U.S. President Barack Obama has signed the strategic partnership agreement with his Afghan counterpart Hamid Karzai in Kabul, according to the Obama's live speech early Wednesday from the Bagram airbase, 50 km north of Kabul.
The agreement provides the possibility of U.S. forces in Afghanistan beyond 2014.
According to a fact sheet provided by the White House, the Strategic Partnership Agreement "provides for the possibility of U. S. forces in Afghanistan after 2014, for the purposes of training Afghan Forces and targeting the remnants of al-Qaeda."
To that end, the United States and Afghanistan will begin negotiations on a Bilateral Security Agreement to supersede the current Status of Forces Agreement. The United States will also designate Afghanistan a "Major Non-NATO Ally" to provide a long- term framework for security and defense cooperation.
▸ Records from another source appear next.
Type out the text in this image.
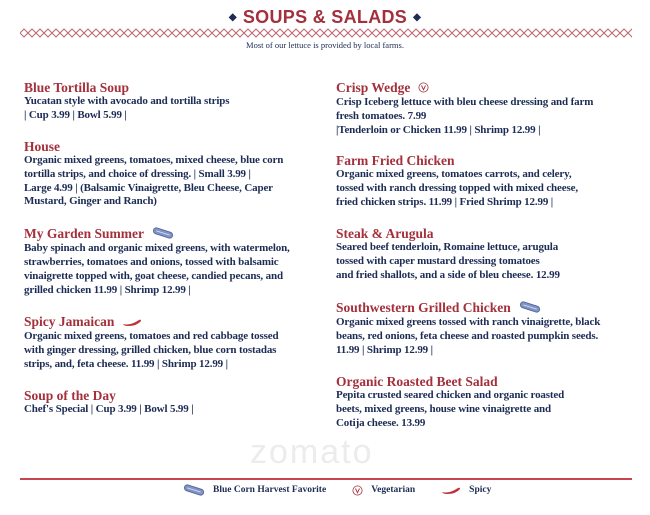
zomato
◆ SOUPS & SALADS ◆
Most of our lettuce is provided by local farms.
Blue Tortilla Soup
Yucatan style with avocado and tortilla strips
| Cup 3.99 | Bowl 5.99 |
House
Organic mixed greens, tomatoes, mixed cheese, blue corn
tortilla strips, and choice of dressing. | Small 3.99 |
Large 4.99 | (Balsamic Vinaigrette, Bleu Cheese, Caper
Mustard, Ginger and Ranch)
My Garden Summer
Baby spinach and organic mixed greens, with watermelon,
strawberries, tomatoes and onions, tossed with balsamic
vinaigrette topped with, goat cheese, candied pecans, and
grilled chicken 11.99 | Shrimp 12.99 |
Spicy Jamaican
Organic mixed greens, tomatoes and red cabbage tossed
with ginger dressing, grilled chicken, blue corn tostadas
strips, and, feta cheese. 11.99 | Shrimp 12.99 |
Soup of the Day
Chef's Special | Cup 3.99 | Bowl 5.99 |
Crisp Wedge
Crisp Iceberg lettuce with bleu cheese dressing and farm
fresh tomatoes. 7.99
|Tenderloin or Chicken 11.99 | Shrimp 12.99 |
Farm Fried Chicken
Organic mixed greens, tomatoes carrots, and celery,
tossed with ranch dressing topped with mixed cheese,
fried chicken strips. 11.99 | Fried Shrimp 12.99 |
Steak & Arugula
Seared beef tenderloin, Romaine lettuce, arugula
tossed with caper mustard dressing tomatoes
and fried shallots, and a side of bleu cheese. 12.99
Southwestern Grilled Chicken
Organic mixed greens tossed with ranch vinaigrette, black
beans, red onions, feta cheese and roasted pumpkin seeds.
11.99 | Shrimp 12.99 |
Organic Roasted Beet Salad
Pepita crusted seared chicken and organic roasted
beets, mixed greens, house wine vinaigrette and
Cotija cheese. 13.99
Blue Corn Harvest Favorite	Vegetarian	Spicy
The White House said the U.S. side "do not seek permanent military bases in Afghanistan," but the agreement "commits Afghanistan to provide U.S. personnel access to and use of Afghan facilities through 2014 and beyond."
Obama paid an unannounced visit to Kabul on Tuesday to coincides with the first anniversary of the killing of al-Qaeda leader Osama bin Laden, and inked with Karzai the Strategic Partnership Agreement. Foreign forces were originally scheduled to be pulled out of Afghanistan by end of 2014.